Если бы я был другим человеком, я бы начал это письмо с того, как трудно его писать. Но я не собираюсь этого говорить, потому что мне никогда не было трудно писать, даже когда я садился писать письма, подобные этому.
В Шотландию я не вернусь. Я провел весь день с моим агентом, и он очень хочет, чтобы я поехал с ним в Нью-Йорк, где режиссер по имени Сол Бернстайн уже ждет, чтобы подписать со мной контракт и начать работу над постановкой моей пьесы „Человек во тьме“ на Бродвее с большим, как я надеюсь, размахом.
Так что я улетаю в Нью-Йорк из аэропорта Хитроу сегодня вечером».

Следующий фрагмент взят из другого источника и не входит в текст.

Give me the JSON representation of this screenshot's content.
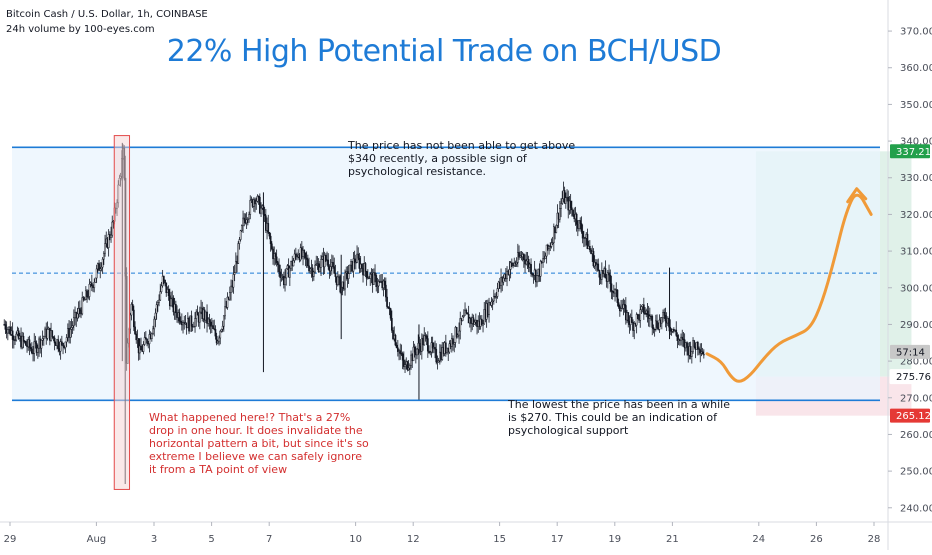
{
  "header": {
    "symbol_line": "Bitcoin Cash / U.S. Dollar, 1h, COINBASE",
    "indicator_line": "24h volume by 100-eyes.com"
  },
  "chart_data": {
    "type": "candlestick",
    "title": "22% High Potential Trade on BCH/USD",
    "y_axis": {
      "ylim": [
        232,
        376
      ],
      "ticks": [
        240,
        250,
        260,
        270,
        280,
        290,
        300,
        310,
        320,
        330,
        340,
        350,
        360,
        370
      ],
      "position": "right"
    },
    "x_axis": {
      "tick_labels": [
        "29",
        "Aug",
        "3",
        "5",
        "7",
        "10",
        "12",
        "15",
        "17",
        "19",
        "21",
        "24",
        "26",
        "28"
      ],
      "tick_days": [
        29,
        32,
        34,
        36,
        38,
        41,
        43,
        46,
        48,
        50,
        52,
        55,
        57,
        59
      ],
      "xlim": [
        28.8,
        60.8
      ]
    },
    "price_path": [
      [
        28.8,
        290
      ],
      [
        29.3,
        286
      ],
      [
        29.8,
        283
      ],
      [
        30.3,
        288
      ],
      [
        30.8,
        284
      ],
      [
        31.3,
        292
      ],
      [
        31.8,
        300
      ],
      [
        32.2,
        308
      ],
      [
        32.6,
        318
      ],
      [
        32.95,
        338
      ],
      [
        33.05,
        280
      ],
      [
        33.2,
        296
      ],
      [
        33.5,
        282
      ],
      [
        33.9,
        288
      ],
      [
        34.3,
        302
      ],
      [
        34.7,
        294
      ],
      [
        35.2,
        290
      ],
      [
        35.7,
        293
      ],
      [
        36.2,
        286
      ],
      [
        36.7,
        300
      ],
      [
        37.1,
        318
      ],
      [
        37.5,
        325
      ],
      [
        37.8,
        320
      ],
      [
        38.1,
        310
      ],
      [
        38.5,
        302
      ],
      [
        39.0,
        310
      ],
      [
        39.5,
        305
      ],
      [
        40.0,
        308
      ],
      [
        40.5,
        300
      ],
      [
        41.0,
        308
      ],
      [
        41.5,
        303
      ],
      [
        42.0,
        300
      ],
      [
        42.3,
        288
      ],
      [
        42.7,
        278
      ],
      [
        43.0,
        282
      ],
      [
        43.4,
        286
      ],
      [
        43.8,
        281
      ],
      [
        44.3,
        285
      ],
      [
        44.8,
        292
      ],
      [
        45.3,
        290
      ],
      [
        45.8,
        298
      ],
      [
        46.3,
        305
      ],
      [
        46.8,
        309
      ],
      [
        47.3,
        303
      ],
      [
        47.8,
        313
      ],
      [
        48.2,
        325
      ],
      [
        48.6,
        320
      ],
      [
        49.0,
        313
      ],
      [
        49.4,
        305
      ],
      [
        49.8,
        302
      ],
      [
        50.2,
        295
      ],
      [
        50.6,
        290
      ],
      [
        51.0,
        294
      ],
      [
        51.4,
        290
      ],
      [
        51.8,
        292
      ],
      [
        52.2,
        286
      ],
      [
        52.6,
        283
      ],
      [
        52.9,
        285
      ],
      [
        53.1,
        282
      ]
    ],
    "spikes": [
      {
        "day": 32.9,
        "high": 339.5,
        "low": 280
      },
      {
        "day": 33.0,
        "high": 336,
        "low": 246.5
      },
      {
        "day": 37.8,
        "high": 326,
        "low": 277
      },
      {
        "day": 40.5,
        "high": 309,
        "low": 286
      },
      {
        "day": 43.2,
        "high": 290,
        "low": 269.5
      },
      {
        "day": 51.9,
        "high": 305.5,
        "low": 286
      }
    ],
    "resistance": 338.3,
    "support": 269.3,
    "midline": 304,
    "marked_bar": {
      "day_from": 32.62,
      "day_to": 33.15,
      "high": 341.5,
      "low": 245
    },
    "projection": [
      [
        53.2,
        282
      ],
      [
        53.7,
        280
      ],
      [
        54.0,
        276
      ],
      [
        54.3,
        274
      ],
      [
        54.7,
        276
      ],
      [
        55.2,
        281
      ],
      [
        55.7,
        285
      ],
      [
        56.3,
        287
      ],
      [
        56.8,
        289
      ],
      [
        57.2,
        296
      ],
      [
        57.6,
        307
      ],
      [
        58.0,
        320
      ],
      [
        58.4,
        327
      ],
      [
        58.9,
        320
      ]
    ],
    "target_zone": {
      "day_from": 54.9,
      "day_to": 60.3,
      "top": 337.21,
      "entry": 275.76
    },
    "stop_zone": {
      "day_from": 54.9,
      "day_to": 60.3,
      "top": 275.76,
      "bottom": 265.12
    },
    "price_badges": [
      {
        "value": 337.21,
        "label": "337.21",
        "color": "#22a04b"
      },
      {
        "value": 282.5,
        "label": "57:14",
        "color": "#c8c8c8"
      },
      {
        "value": 275.76,
        "label": "275.76",
        "color": "#ffffff"
      },
      {
        "value": 265.12,
        "label": "265.12",
        "color": "#e53935"
      }
    ],
    "colors": {
      "title": "#1e7bd6",
      "channel_line": "#1e7bd6",
      "channel_fill": "#eaf4fd",
      "projection": "#f09a38",
      "target_fill": "#e0f1e9",
      "stop_fill": "#f9e5ea",
      "marked": "#e34a4a"
    }
  },
  "annotations": {
    "resistance": "The price has not been able to get above\n$340 recently, a possible sign of\npsychological resistance.",
    "support": "The lowest the price has been in a while\nis $270. This could be an indication of\npsychological support",
    "drop": "What happened here!? That's a 27%\ndrop in one hour. It does invalidate the\nhorizontal pattern a bit, but since it's so\nextreme I believe we can safely ignore\nit from a TA point of view"
  }
}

Но он не может так поступить со мной.
О, еще как может. Не в первый раз.
«Я не знаю, когда я вернусь. В этом году, в будущем году, когда-нибудь или никогда. И уж никак не в ближайшем будущем. Слишком многое поставлено на карту относительно моего будущего. Слишком многое надо обдумать. Слишком много замыслов роится в моей голове.